What if you could add thousands of numbers in seconds without mistakes?

The Scenario

Imagine you have a big table of numbers, like sales data for many stores over several days, and you want to find the total sales for each store or each day.

Doing this by hand means adding up many numbers one by one, which is slow and tiring.

The Problem

Manually adding numbers in big tables is slow and easy to mess up.

You might add the wrong numbers or forget some, and it takes a lot of time.

Also, if the table changes, you have to do it all over again.

The Solution

Using np.sum() with the axis parameter lets you quickly add numbers along rows or columns automatically.
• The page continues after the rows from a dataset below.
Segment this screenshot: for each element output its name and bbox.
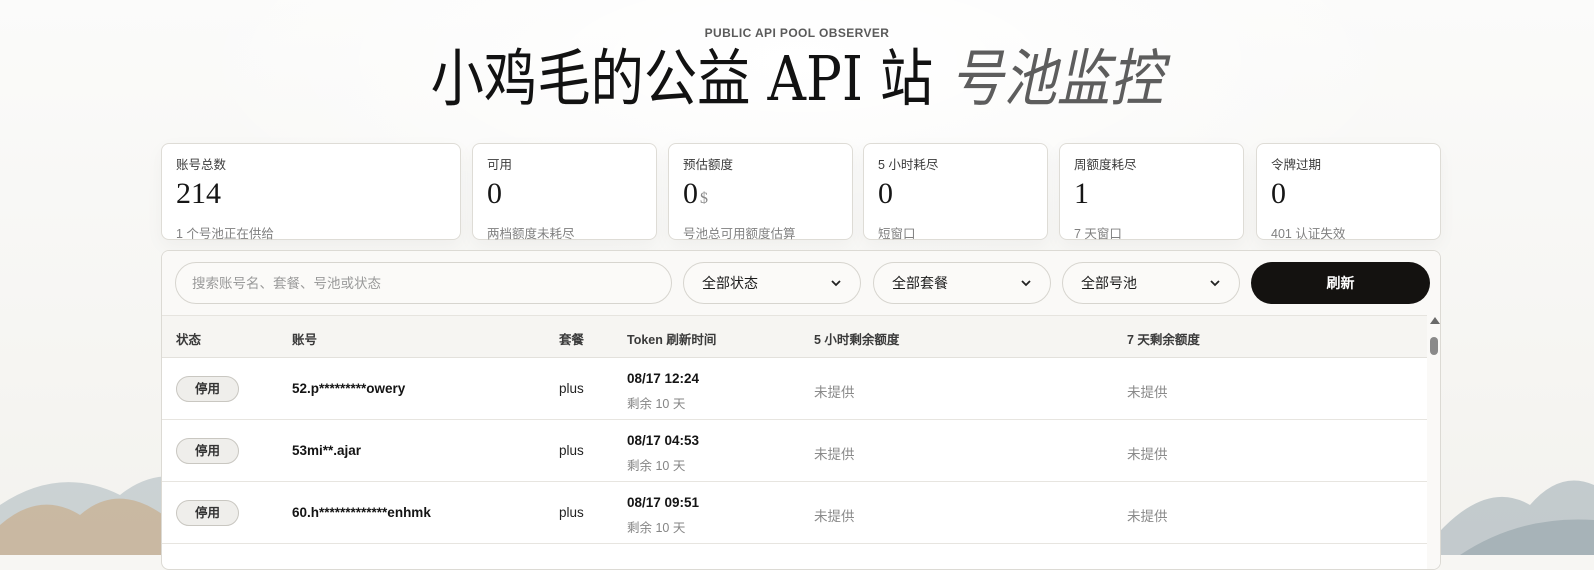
stat-desc: 7 天窗口 — [1074, 223, 1229, 242]
stat-card-5h-exhausted: 5 小时耗尽 0 短窗口 — [863, 143, 1048, 240]
stat-card-estimated-quota: 预估额度 0$ 号池总可用额度估算 — [668, 143, 853, 240]
token-refresh-time: 08/17 04:53 — [627, 433, 699, 448]
stat-label: 预估额度 — [683, 154, 838, 173]
stat-desc: 401 认证失效 — [1271, 223, 1426, 242]
stat-value: 0$ — [683, 179, 838, 214]
column-header-account[interactable]: 账号 — [292, 329, 317, 348]
plan-filter-select[interactable]: 全部套餐 — [873, 262, 1051, 304]
column-header-plan[interactable]: 套餐 — [559, 329, 584, 348]
table-row[interactable]: 停用 53mi**.ajar plus 08/17 04:53 剩余 10 天 … — [162, 420, 1427, 482]
quota-5h: 未提供 — [814, 443, 855, 463]
stat-card-weekly-exhausted: 周额度耗尽 1 7 天窗口 — [1059, 143, 1244, 240]
account-name: 53mi**.ajar — [292, 443, 361, 458]
chevron-down-icon — [1209, 277, 1221, 289]
stat-value: 0 — [878, 179, 1033, 214]
quota-5h: 未提供 — [814, 381, 855, 401]
pool-filter-value: 全部号池 — [1081, 273, 1137, 293]
stat-card-available: 可用 0 两档额度未耗尽 — [472, 143, 657, 240]
column-header-7d-quota[interactable]: 7 天剩余额度 — [1127, 329, 1200, 348]
token-remaining: 剩余 10 天 — [627, 517, 685, 536]
table-row[interactable]: 停用 60.h*************enhmk plus 08/17 09:… — [162, 482, 1427, 544]
stat-number: 0 — [487, 177, 502, 210]
filter-toolbar: 全部状态 全部套餐 全部号池 刷新 — [162, 251, 1441, 315]
stat-desc: 短窗口 — [878, 223, 1033, 242]
table-scrollbar[interactable] — [1427, 315, 1441, 570]
stat-label: 令牌过期 — [1271, 154, 1426, 173]
stat-label: 账号总数 — [176, 154, 446, 173]
stat-desc: 号池总可用额度估算 — [683, 223, 838, 242]
stat-label: 可用 — [487, 154, 642, 173]
plan-filter-value: 全部套餐 — [892, 273, 948, 293]
stat-number: 0 — [1271, 177, 1286, 210]
account-name: 52.p*********owery — [292, 381, 405, 396]
triangle-up-icon[interactable] — [1430, 317, 1440, 324]
status-filter-select[interactable]: 全部状态 — [683, 262, 861, 304]
stat-unit: $ — [700, 190, 708, 207]
stat-label: 5 小时耗尽 — [878, 154, 1033, 173]
stat-card-token-expired: 令牌过期 0 401 认证失效 — [1256, 143, 1441, 240]
stat-value: 1 — [1074, 179, 1229, 214]
page-title: 小鸡毛的公益 API 站 号池监控 — [112, 44, 1483, 114]
pool-filter-select[interactable]: 全部号池 — [1062, 262, 1240, 304]
page-header: PUBLIC API POOL OBSERVER 小鸡毛的公益 API 站 号池… — [0, 0, 1594, 114]
table-header: 状态 账号 套餐 Token 刷新时间 5 小时剩余额度 7 天剩余额度 — [162, 315, 1427, 358]
stat-label: 周额度耗尽 — [1074, 154, 1229, 173]
stat-number: 1 — [1074, 177, 1089, 210]
token-refresh-time: 08/17 09:51 — [627, 495, 699, 510]
status-badge: 停用 — [176, 376, 239, 402]
account-name: 60.h*************enhmk — [292, 505, 431, 520]
stat-value: 0 — [487, 179, 642, 214]
plan-name: plus — [559, 381, 584, 396]
stat-value: 0 — [1271, 179, 1426, 214]
quota-7d: 未提供 — [1127, 381, 1168, 401]
column-header-token-refresh[interactable]: Token 刷新时间 — [627, 329, 716, 348]
status-filter-value: 全部状态 — [702, 273, 758, 293]
scrollbar-thumb[interactable] — [1430, 337, 1438, 355]
column-header-status[interactable]: 状态 — [176, 329, 201, 348]
stat-desc: 1 个号池正在供给 — [176, 223, 446, 242]
quota-5h: 未提供 — [814, 505, 855, 525]
stat-desc: 两档额度未耗尽 — [487, 223, 642, 242]
page-title-main: 小鸡毛的公益 API 站 — [431, 42, 934, 115]
chevron-down-icon — [1020, 277, 1032, 289]
plan-name: plus — [559, 505, 584, 520]
quota-7d: 未提供 — [1127, 443, 1168, 463]
stat-number: 0 — [683, 177, 698, 210]
token-refresh-time: 08/17 12:24 — [627, 371, 699, 386]
stat-number: 214 — [176, 177, 221, 210]
status-badge: 停用 — [176, 438, 239, 464]
refresh-button[interactable]: 刷新 — [1251, 262, 1430, 304]
chevron-down-icon — [830, 277, 842, 289]
page-title-accent: 号池监控 — [950, 42, 1163, 115]
table-row[interactable]: 停用 52.p*********owery plus 08/17 12:24 剩… — [162, 358, 1427, 420]
token-remaining: 剩余 10 天 — [627, 393, 685, 412]
stat-value: 214 — [176, 179, 446, 214]
token-remaining: 剩余 10 天 — [627, 455, 685, 474]
accounts-panel: 全部状态 全部套餐 全部号池 刷新 状态 账号 套餐 Token 刷新时间 5 … — [161, 250, 1441, 570]
column-header-5h-quota[interactable]: 5 小时剩余额度 — [814, 329, 899, 348]
stats-row: 账号总数 214 1 个号池正在供给 可用 0 两档额度未耗尽 预估额度 0$ … — [161, 143, 1441, 240]
plan-name: plus — [559, 443, 584, 458]
stat-card-total-accounts: 账号总数 214 1 个号池正在供给 — [161, 143, 461, 240]
search-input[interactable] — [175, 262, 672, 304]
status-badge: 停用 — [176, 500, 239, 526]
quota-7d: 未提供 — [1127, 505, 1168, 525]
stat-number: 0 — [878, 177, 893, 210]
eyebrow-text: PUBLIC API POOL OBSERVER — [0, 26, 1594, 40]
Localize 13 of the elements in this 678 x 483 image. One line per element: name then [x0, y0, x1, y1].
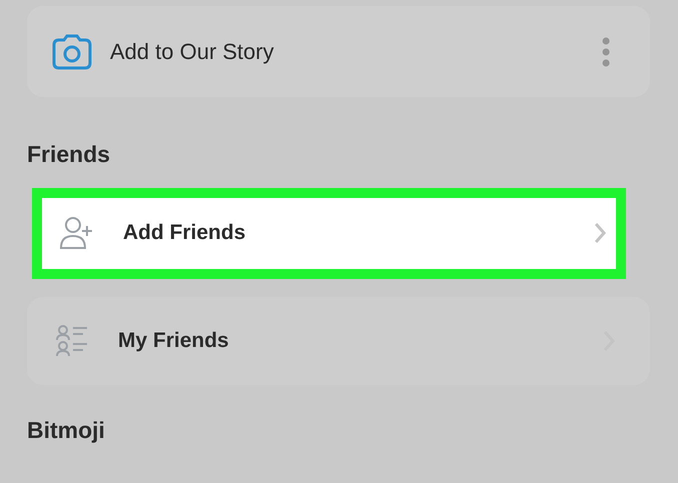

This saves time, reduces mistakes, and works even if the data changes size.

Before vs After
Before
total = 0
for row in data:
    for value in row:
        total += value
After
total = np.sum(data)
row_sums = np.sum(data, axis=1)
col_sums = np.sum(data, axis=0)
What It Enables

You can easily and quickly get totals across any direction in your data, making analysis faster and more reliable.

Real Life Example

A store manager can instantly find total sales per day or per store from a big sales table, helping make quick decisions.

Key Takeaways

Manually adding data is slow and error-prone.

np.sum() with axis automates summing along rows or columns.

This makes data analysis faster, easier, and less error-prone.